If we look at representations based on Topic Maps, situation is different. Topic Maps technology is a knowledge representation formalism and it embeds a set of ontological commitments. Topic Maps-based representations, for example, commit to such categories as topics, subject identifiers, subject locators, names, occurrences (properties) and associations between topics. There is also the commitment to two association types: “instance-type” and “subtype-supertype”. Topic Maps also support contextual assertions (using scope).

In addition, Topic Maps promote usage of Published Subject Identifiers (PSIs) as a universal mechanism for identifying “things”.

Topic Maps – based representations are optimized for information merging. For example, computers can _automatically_ merge fragments produced by different RESTful services:

Fragment 1 (based on draft of Compact Syntax for Topic Maps: CTM):


p:John_Smith
   isa po:person; 
   - "John Smith"; 
   - "John" @ po:first_name; 
   - "Smith" @ po:last_name
.

g:Boston_MA_US - "Boston"; isa geo:city. 

po:born_in(p:John_Smith : po:person, g:Boston_MA_US : geo:location)

Fragment 2:


g:Paris_FR - "Paris"; isa geo:city. 

po:likes(p:John_Smith : po:person, g:Paris_FR : o:object)
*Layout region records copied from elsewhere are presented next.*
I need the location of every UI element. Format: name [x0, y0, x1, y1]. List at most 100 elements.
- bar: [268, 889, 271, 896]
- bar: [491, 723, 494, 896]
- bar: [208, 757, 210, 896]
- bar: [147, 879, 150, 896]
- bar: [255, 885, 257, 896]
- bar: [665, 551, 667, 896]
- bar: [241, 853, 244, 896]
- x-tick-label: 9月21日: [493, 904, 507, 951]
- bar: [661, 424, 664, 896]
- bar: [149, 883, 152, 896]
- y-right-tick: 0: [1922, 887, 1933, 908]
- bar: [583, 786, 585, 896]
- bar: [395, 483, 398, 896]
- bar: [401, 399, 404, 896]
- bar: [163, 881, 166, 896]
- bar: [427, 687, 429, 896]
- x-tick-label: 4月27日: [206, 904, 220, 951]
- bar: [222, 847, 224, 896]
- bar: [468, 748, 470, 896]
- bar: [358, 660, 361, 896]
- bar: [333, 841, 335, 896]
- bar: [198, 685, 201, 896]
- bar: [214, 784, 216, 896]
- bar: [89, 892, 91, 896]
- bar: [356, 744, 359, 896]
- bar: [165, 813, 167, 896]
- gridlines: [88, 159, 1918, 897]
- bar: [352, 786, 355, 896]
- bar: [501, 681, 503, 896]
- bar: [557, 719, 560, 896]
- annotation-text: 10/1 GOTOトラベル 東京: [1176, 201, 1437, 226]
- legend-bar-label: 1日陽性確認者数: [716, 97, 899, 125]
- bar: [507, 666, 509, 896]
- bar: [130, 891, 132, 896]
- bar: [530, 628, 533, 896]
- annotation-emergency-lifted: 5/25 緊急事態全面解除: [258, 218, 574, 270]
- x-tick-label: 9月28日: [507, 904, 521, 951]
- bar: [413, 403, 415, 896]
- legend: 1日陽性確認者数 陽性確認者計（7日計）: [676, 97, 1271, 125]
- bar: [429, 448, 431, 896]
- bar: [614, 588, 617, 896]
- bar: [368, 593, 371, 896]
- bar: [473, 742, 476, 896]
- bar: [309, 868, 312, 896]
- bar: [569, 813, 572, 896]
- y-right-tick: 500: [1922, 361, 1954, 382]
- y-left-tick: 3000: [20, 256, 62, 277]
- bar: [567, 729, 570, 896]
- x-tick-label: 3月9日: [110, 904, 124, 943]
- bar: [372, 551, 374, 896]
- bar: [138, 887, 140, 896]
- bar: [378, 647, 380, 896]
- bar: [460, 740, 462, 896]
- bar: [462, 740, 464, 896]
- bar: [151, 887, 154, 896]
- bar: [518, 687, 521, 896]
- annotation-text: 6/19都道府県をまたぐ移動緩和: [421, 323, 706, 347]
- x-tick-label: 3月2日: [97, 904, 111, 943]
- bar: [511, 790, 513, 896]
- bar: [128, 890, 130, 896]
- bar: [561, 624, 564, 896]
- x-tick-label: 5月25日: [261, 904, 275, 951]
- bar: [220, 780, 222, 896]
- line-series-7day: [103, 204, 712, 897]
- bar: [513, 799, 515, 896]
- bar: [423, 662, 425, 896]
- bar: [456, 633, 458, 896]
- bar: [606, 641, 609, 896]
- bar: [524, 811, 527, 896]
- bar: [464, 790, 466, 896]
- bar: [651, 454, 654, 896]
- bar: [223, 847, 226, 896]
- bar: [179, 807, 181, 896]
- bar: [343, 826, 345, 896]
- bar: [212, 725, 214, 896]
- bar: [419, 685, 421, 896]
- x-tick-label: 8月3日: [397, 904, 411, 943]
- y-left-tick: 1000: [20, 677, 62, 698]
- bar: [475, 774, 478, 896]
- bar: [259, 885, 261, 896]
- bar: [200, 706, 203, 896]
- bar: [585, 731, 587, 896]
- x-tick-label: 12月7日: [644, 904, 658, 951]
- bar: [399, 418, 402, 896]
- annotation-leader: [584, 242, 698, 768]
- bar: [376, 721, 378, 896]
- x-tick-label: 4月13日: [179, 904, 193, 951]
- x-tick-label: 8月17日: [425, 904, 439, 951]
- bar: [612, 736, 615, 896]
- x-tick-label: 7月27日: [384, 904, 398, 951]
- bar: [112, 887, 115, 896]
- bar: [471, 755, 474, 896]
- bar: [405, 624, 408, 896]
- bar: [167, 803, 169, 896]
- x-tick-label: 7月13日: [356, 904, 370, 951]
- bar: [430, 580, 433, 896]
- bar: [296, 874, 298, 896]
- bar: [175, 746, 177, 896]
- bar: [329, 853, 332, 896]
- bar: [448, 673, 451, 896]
Result of automatic merging:


p:John_Smith
   isa po:person; 
   - "John Smith"; 
   - "John" @ po:first_name; 
   - "Smith" @ po:last_name
.

g:Boston_MA_US - "Boston"; isa geo:city. 

g:Paris_FR - "Paris"; isa geo:city. 

po:born_in(p:John_Smith : po:person, g:Boston_MA_US : geo:location)

po:likes(p:John_Smith : po:person, g:Paris_FR : o:object)

As any other representation formalism, Topic Maps are not ideal. But Topic Maps enthusiasts think that Topic Maps capture a “robust set” of ontological commitments which can drastically improve our ability to organize and manage information and to achieve real reuse of information with added value.